Even after missing two previous shots at becoming CM, Siddaramaiah never lost hope. His masterly understatement when he first became a contender for the post was: “A person who was grazing cattle in a village rose to the position I am in today. It’s a plus point.”
His trademark attire is white kurta and panche, a sort of lungi, and an angavastra, which he keeps shifting from one shoulder to another. His hair streaked grey, 64-year-old Siddaramaiah has no qualms about being tagged a rustic. But this rustic politician also has a law degree.
Siddaramaiah belongs to the Kuruba (shepherd) community, which is 6% of the state’s population. But he gets miffed if he’s called a leader of the Kurubas, and prefers to be known as “champion of the backward classes” – a description that suits better his political aspirations.

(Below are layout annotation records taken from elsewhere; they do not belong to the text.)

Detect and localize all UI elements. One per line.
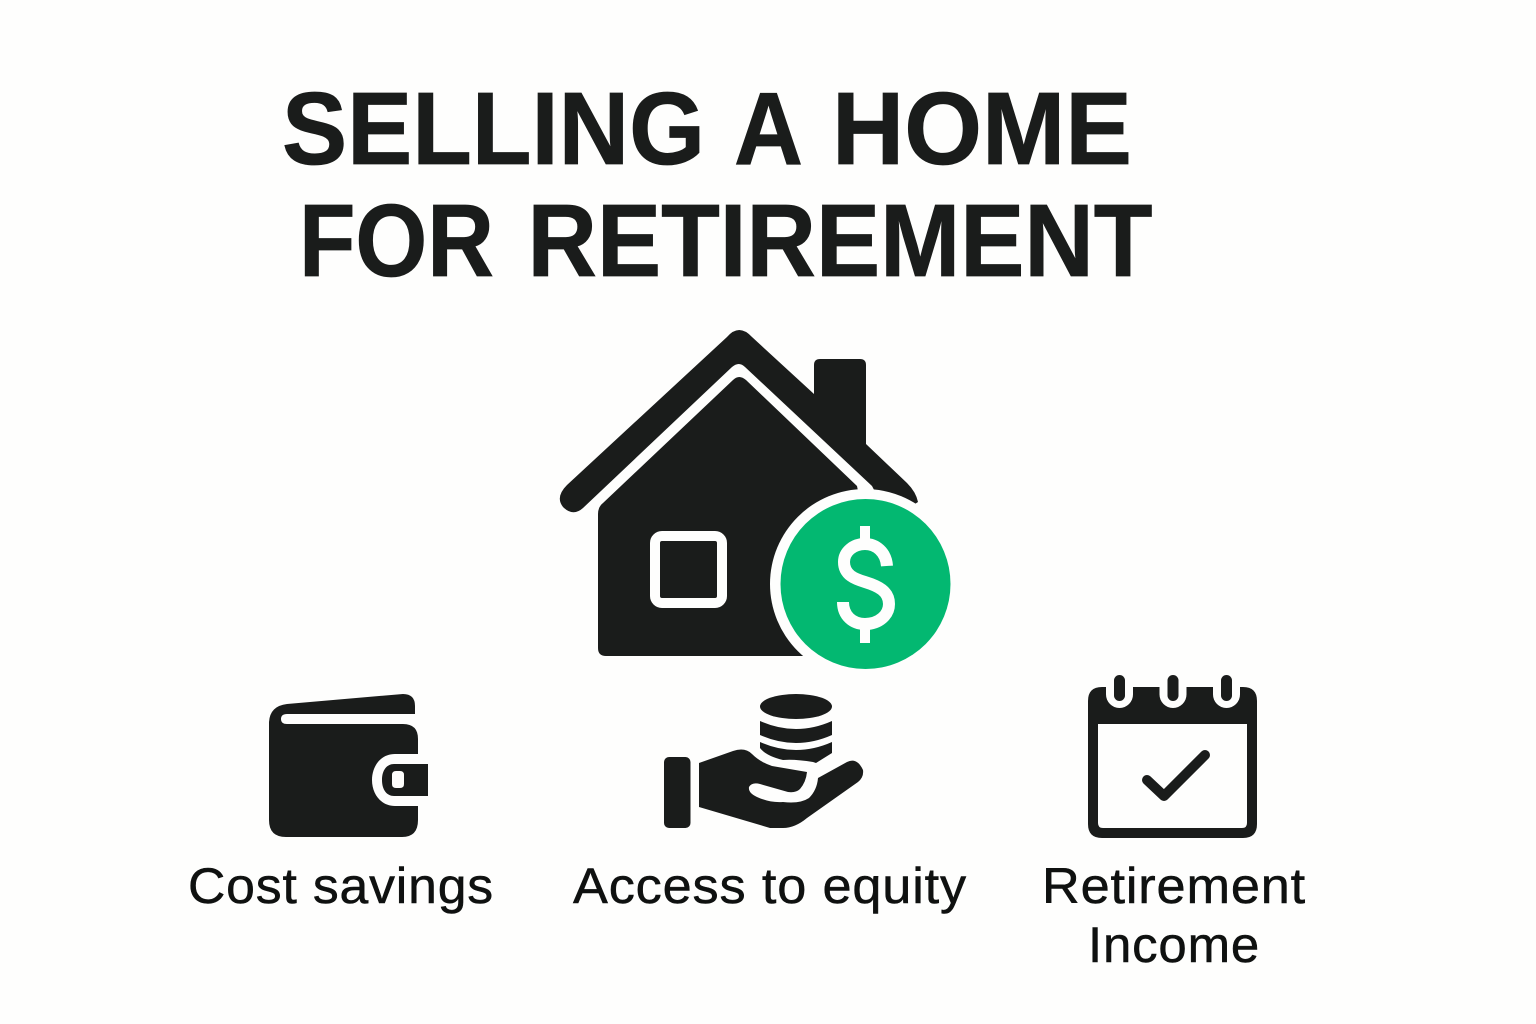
hand xyxy=(699,750,863,828)
label: retirement income: Retirement xyxy=(1042,858,1306,914)
calendar frame xyxy=(1088,687,1257,838)
roof and chimney xyxy=(560,330,918,520)
coin xyxy=(780,499,950,669)
title: SELLING xyxy=(282,71,705,186)
icon: wallet xyxy=(269,694,428,837)
label: access to equity: Access to equity xyxy=(573,858,967,914)
coin stack xyxy=(760,694,832,719)
dollar sign xyxy=(843,526,889,643)
title xyxy=(282,71,1152,298)
title: HOME xyxy=(832,71,1132,186)
title: RETIREMENT xyxy=(528,183,1152,298)
binding rings xyxy=(1114,675,1232,701)
check mark xyxy=(1147,755,1205,796)
label: retirement income: Income xyxy=(1088,917,1260,973)
window xyxy=(655,536,722,603)
wallet clasp xyxy=(382,764,428,796)
label: retirement income xyxy=(1042,858,1306,973)
wallet body xyxy=(269,694,418,837)
coin ring xyxy=(770,489,960,679)
label: cost savings: Cost savings xyxy=(188,858,494,914)
title: A xyxy=(734,71,803,186)
ring cutouts xyxy=(1106,665,1240,708)
cuff xyxy=(664,757,690,828)
title: FOR xyxy=(299,183,494,298)
icon: calendar with check xyxy=(1088,665,1257,838)
house body xyxy=(598,377,880,656)
icon: house with dollar coin xyxy=(560,330,960,679)
icon: hand holding coins xyxy=(664,694,863,828)
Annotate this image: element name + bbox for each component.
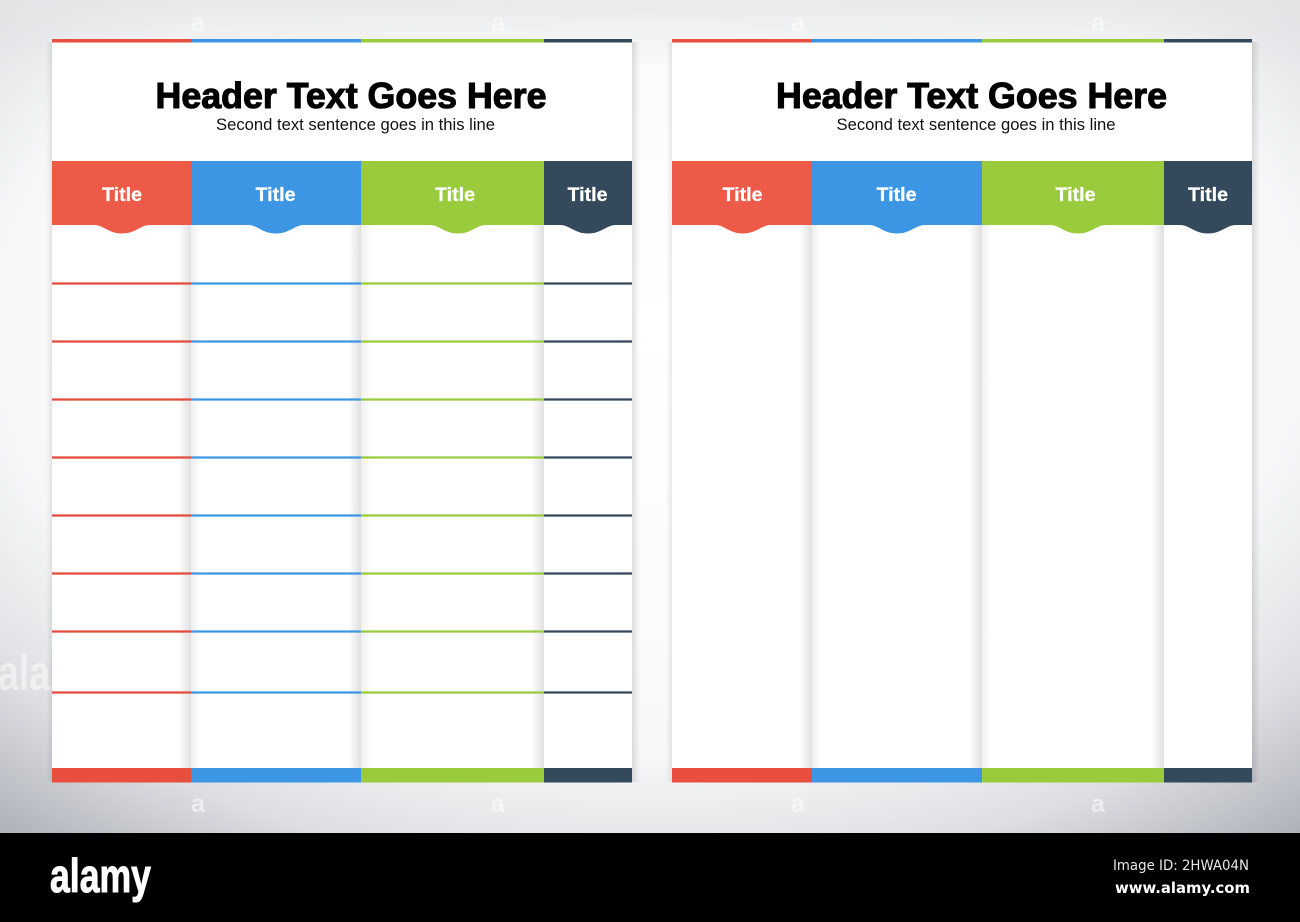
- column header: blue: [812, 161, 982, 234]
- footer colour bar: [52, 768, 632, 782]
- column header: navy: Title: [568, 185, 608, 206]
- column header: blue: Title: [876, 185, 916, 206]
- column header: green: [982, 161, 1164, 234]
- background top shade: [0, 0, 1300, 70]
- subheading: Second text sentence goes in this line: [836, 116, 1116, 134]
- column header: navy: [544, 161, 632, 234]
- logo: alamy: alamy: [50, 849, 151, 902]
- website: www.alamy.com: [1115, 879, 1250, 897]
- column header: green: Title: [435, 185, 475, 206]
- panel: right table: [666, 39, 1260, 782]
- column header: navy: Title: [1188, 185, 1228, 206]
- watermark wordmark: ala: [0, 645, 51, 701]
- column header: red: Title: [722, 185, 762, 206]
- heading: Header Text Goes Here: [776, 75, 1167, 116]
- top colour strip: [52, 39, 632, 42]
- column header: red: [52, 161, 191, 234]
- column header: blue: Title: [256, 185, 296, 206]
- column header: navy: [1164, 161, 1252, 234]
- top colour strip: [672, 39, 1252, 42]
- row rules: [52, 284, 632, 692]
- watermark letters: a: [191, 9, 206, 37]
- column header: red: Title: [102, 185, 142, 206]
- image id: Image ID: 2HWA04N: [1113, 858, 1249, 874]
- watermark letters: a: [491, 9, 506, 37]
- watermark letters: a: [791, 790, 806, 818]
- watermark letters: a: [791, 9, 806, 37]
- watermark letters: a: [1091, 9, 1106, 37]
- subheading: Second text sentence goes in this line: [216, 116, 495, 134]
- bottom credit bar: [0, 833, 1300, 922]
- column header: green: [361, 161, 544, 234]
- column shadows: [178, 225, 544, 768]
- column header: red: [672, 161, 812, 234]
- column shadows: [799, 225, 1164, 768]
- column header: blue: [191, 161, 361, 234]
- panel: left table: [46, 39, 640, 782]
- watermark letters: [191, 9, 1106, 818]
- footer colour bar: [672, 768, 1252, 782]
- watermark letters: a: [1091, 790, 1106, 818]
- heading: Header Text Goes Here: [156, 75, 546, 116]
- column header: green: Title: [1056, 185, 1096, 206]
- watermark letters: a: [491, 790, 506, 818]
- watermark letters: a: [191, 790, 206, 818]
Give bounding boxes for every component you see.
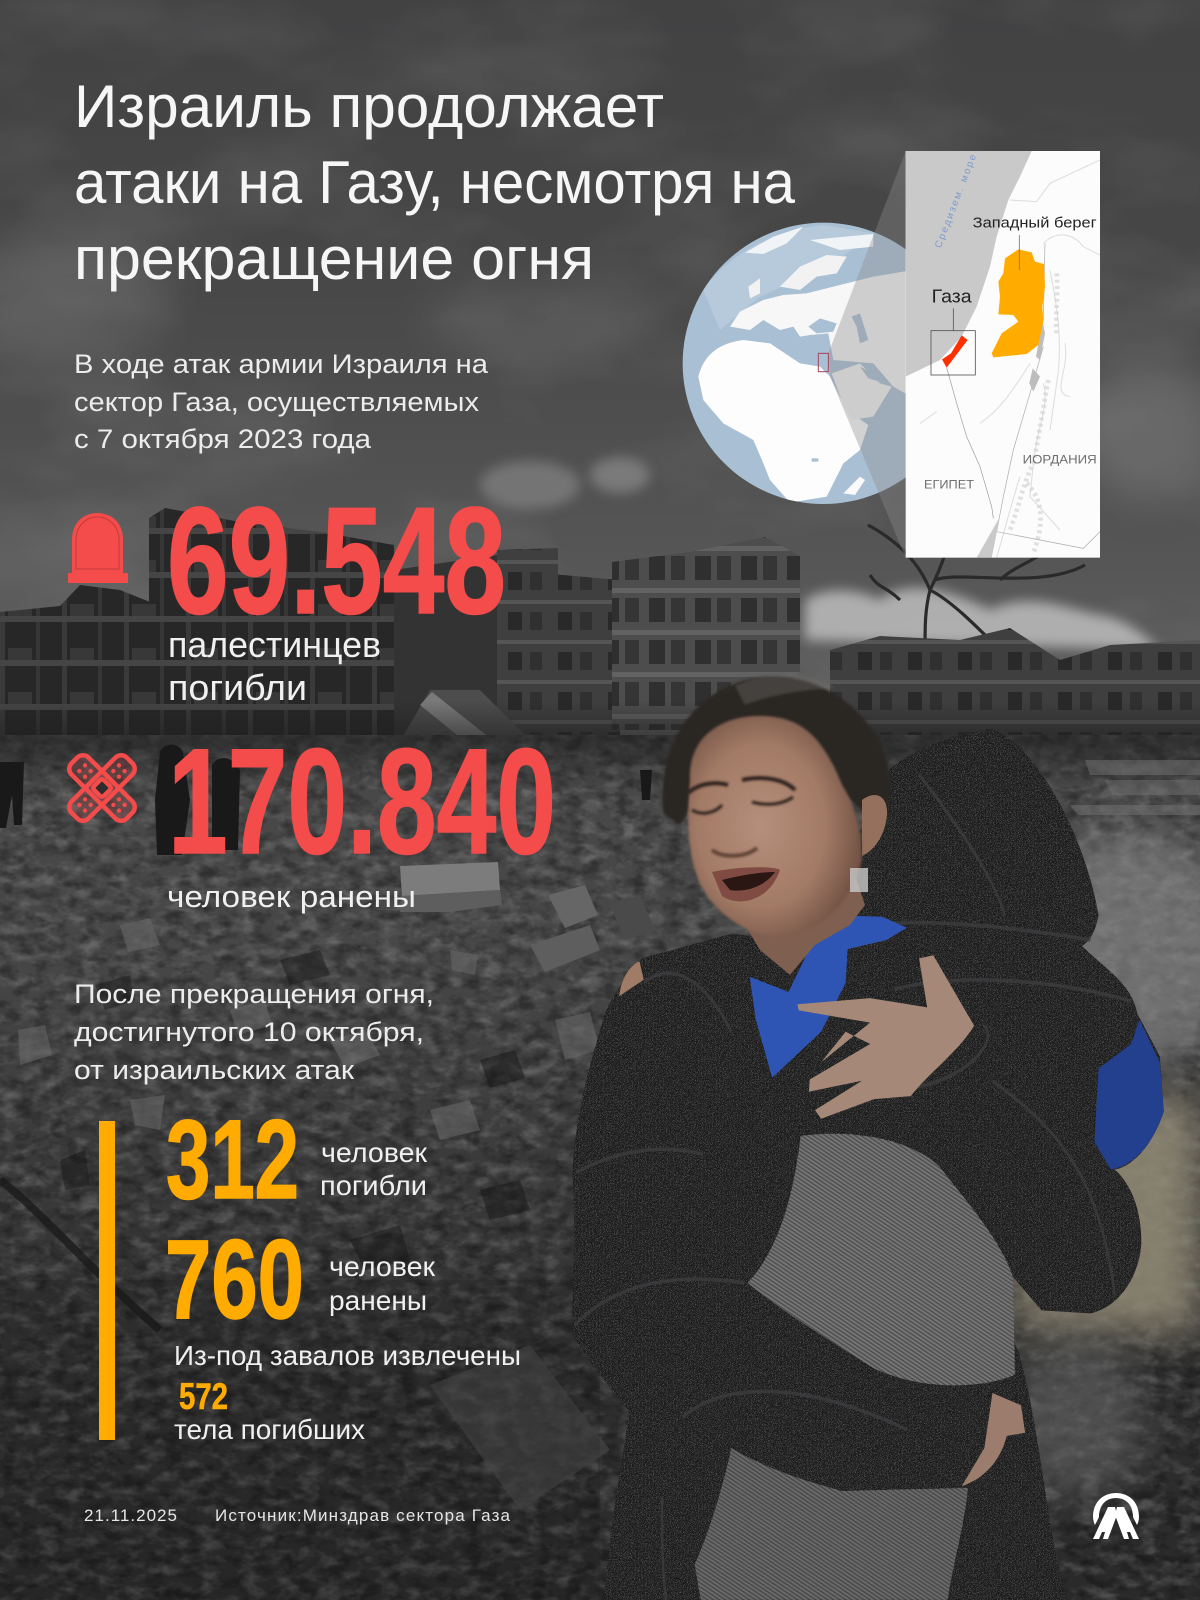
West Bank xyxy=(992,249,1045,357)
title: прекращение огня xyxy=(74,225,594,292)
concrete slab xyxy=(400,862,500,896)
people standing in the rubble xyxy=(0,744,652,855)
title: атаки на Газу, несмотря на xyxy=(74,149,796,216)
map panel xyxy=(906,151,1100,558)
stat: 312 killed: 312 xyxy=(166,1097,299,1222)
stat: 572 bodies recovered: 572 xyxy=(179,1376,228,1417)
coat folds xyxy=(574,775,1131,1600)
Britain xyxy=(748,278,760,298)
stat: 760 wounded: человек xyxy=(329,1251,436,1282)
left ruins xyxy=(0,585,190,745)
Arabia xyxy=(832,363,892,420)
Mediterranean Sea xyxy=(906,151,1032,377)
stat: 572 bodies recovered xyxy=(174,1340,521,1445)
stat: 572 bodies recovered: Из-под завалов извлечены xyxy=(174,1340,521,1371)
map labels: ИОРДАНИЯ xyxy=(1023,452,1097,466)
tree xyxy=(868,520,1085,650)
stat: 69.548 killed: палестинцев xyxy=(168,624,381,665)
map labels: Западный берег xyxy=(973,216,1097,232)
child's corduroy trousers, lower xyxy=(695,1448,968,1600)
ear xyxy=(862,795,887,856)
face xyxy=(688,716,862,936)
date and source: Источник:Минздрав сектора Газа xyxy=(215,1506,511,1525)
ceasefire text: После прекращения огня, xyxy=(74,979,434,1009)
terraces, far right xyxy=(1070,760,1200,815)
Persian Gulf xyxy=(860,366,878,381)
ground xyxy=(0,735,1200,1600)
small hand on shoulder xyxy=(619,961,644,996)
stat: 312 killed: погибли xyxy=(320,1170,427,1201)
hair xyxy=(662,676,891,830)
locator rectangle xyxy=(818,353,828,372)
coat and hood silhouette xyxy=(572,729,1164,1600)
Caspian Sea xyxy=(852,313,868,343)
collapsed slabs xyxy=(395,690,540,750)
Africa xyxy=(698,340,868,503)
main left building xyxy=(149,508,394,745)
mouth xyxy=(712,867,780,901)
panel leader lines and box xyxy=(931,235,1019,375)
map: globe with zoom cone and locator xyxy=(680,151,1100,558)
hand under child xyxy=(962,1393,1025,1486)
stat: 760 wounded: ранены xyxy=(329,1285,427,1316)
logo: AA xyxy=(1093,1493,1139,1539)
stat: 760 wounded xyxy=(165,1217,436,1342)
Gulf of Aqaba xyxy=(977,517,1000,558)
blue sleeve at back xyxy=(1094,1020,1164,1170)
ceasefire text: от израильских атак xyxy=(74,1055,354,1085)
stat: 170.840 wounded xyxy=(167,717,556,914)
icon: gravestone xyxy=(68,513,128,583)
title xyxy=(74,73,796,292)
intro text: В ходе атак армии Израиля на xyxy=(74,349,489,379)
far right ruins xyxy=(830,628,1200,745)
date and source: 21.11.2025 xyxy=(84,1506,177,1525)
borders xyxy=(947,368,993,518)
stat: 69.548 killed: погибли xyxy=(168,667,307,708)
neck xyxy=(745,860,865,975)
photo: woman carrying a child xyxy=(572,674,1164,1600)
intro text xyxy=(74,349,489,454)
earring xyxy=(850,868,868,892)
haze on the right xyxy=(1020,830,1200,1070)
icon: crossed bandages xyxy=(47,733,157,843)
eyes, brows, nose xyxy=(688,778,795,856)
map labels xyxy=(924,153,1097,491)
Arctic islands xyxy=(745,227,873,254)
title: Израиль продолжает xyxy=(74,73,664,140)
broken blocks xyxy=(548,885,598,928)
child's corduroy trousers, upper xyxy=(748,1134,1015,1385)
stat: 69.548 killed xyxy=(167,476,506,708)
zoom cone xyxy=(828,151,906,558)
Madagascar xyxy=(843,477,865,495)
terrain xyxy=(920,160,1100,558)
dark debris band along the horizon xyxy=(0,700,1200,790)
intro text: с 7 октября 2023 года xyxy=(74,424,372,454)
ceasefire text: достигнутого 10 октября, xyxy=(74,1017,424,1047)
blue sleeve at collar xyxy=(750,915,907,1078)
hand holding child xyxy=(797,955,974,1119)
stat: 760 wounded: 760 xyxy=(165,1217,304,1342)
centre terrace building xyxy=(551,574,620,745)
Black Sea xyxy=(808,318,837,333)
ceasefire text xyxy=(74,979,434,1085)
mid building xyxy=(394,555,497,745)
Dead Sea xyxy=(1036,322,1045,360)
globe xyxy=(682,222,906,504)
map labels: Средизем. море xyxy=(933,153,979,250)
stat: 572 bodies recovered: тела погибших xyxy=(174,1414,365,1445)
grey hair highlight xyxy=(735,674,835,705)
right tower xyxy=(612,537,800,730)
stat: 170.840 wounded: человек ранены xyxy=(167,879,416,914)
Europe and Asia xyxy=(730,271,906,394)
amber vertical bar xyxy=(99,1121,115,1440)
date and source xyxy=(84,1506,511,1525)
Scandinavia xyxy=(780,255,847,290)
stat: 312 killed: человек xyxy=(321,1137,428,1168)
map labels: Газа xyxy=(932,285,973,306)
stat: 170.840 wounded: 170.840 xyxy=(168,717,556,885)
map labels: ЕГИПЕТ xyxy=(924,477,975,491)
stat: 69.548 killed: 69.548 xyxy=(167,476,506,646)
Gaza Strip xyxy=(942,335,968,368)
intro text: сектор Газа, осуществляемых xyxy=(74,387,480,417)
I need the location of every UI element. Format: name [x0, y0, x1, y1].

A self-confessed agnostic, Siddaramaiah is not one to visit temples or pray of his own volition. There are many who ask him for his date of birth to draw up his horoscope. Siddaramaiah’s answer to them is that his father did not remember when he was born. In school, a teacher entered a date for the record, which later became official: August 12, 1948.
Siddaramaiah was born in Siddaramanahundi village, 23km from Mysore. According to his village tradition, families who tilled land for the Siddarameshwara or Shiva temple dedicated one of their sons as the temple’s ‘Veera Makkalu’ or brave children. His father chose him, and for two years, he learnt the folk art specific to the region, without attending school. He had no regular schooling and went directly to the fifth grade.
He would practice writing the alphabets taught to him at folk art classes on the sands of his village pond. Despite his late entry into school, he topped the state board examination. After getting his law degree, he taught for a while in Vidyavardhaka Law College in Mysore. His debut in Karnataka’s electoral politics was from Chamundeshwari constituency in Mysore on a Lok Dal ticket, in 1983, which makes this his 30th year in electoral politics.
During this month’s elections, Siddaramaiah had publicly declared that this would be his last attempt at electoral politics – having missed the CM’s post in 1996 and 2004. In 2004, when former prime minister HD Deve Gowda agreed to give the Congress the CM’s post in the coalition government, Siddaramaiah, then in JD(S) and tipped for CM, had to be coaxed out of his room in New Delhi. Dharam Singh went on to become the CM.
A private person, Siddaramaiah is among few politicians in Karnataka whose wife is not seen in public. Among his two sons, one dabbled in the Kannada film industry before assisting his father in politics. The other is studying to be a doctor.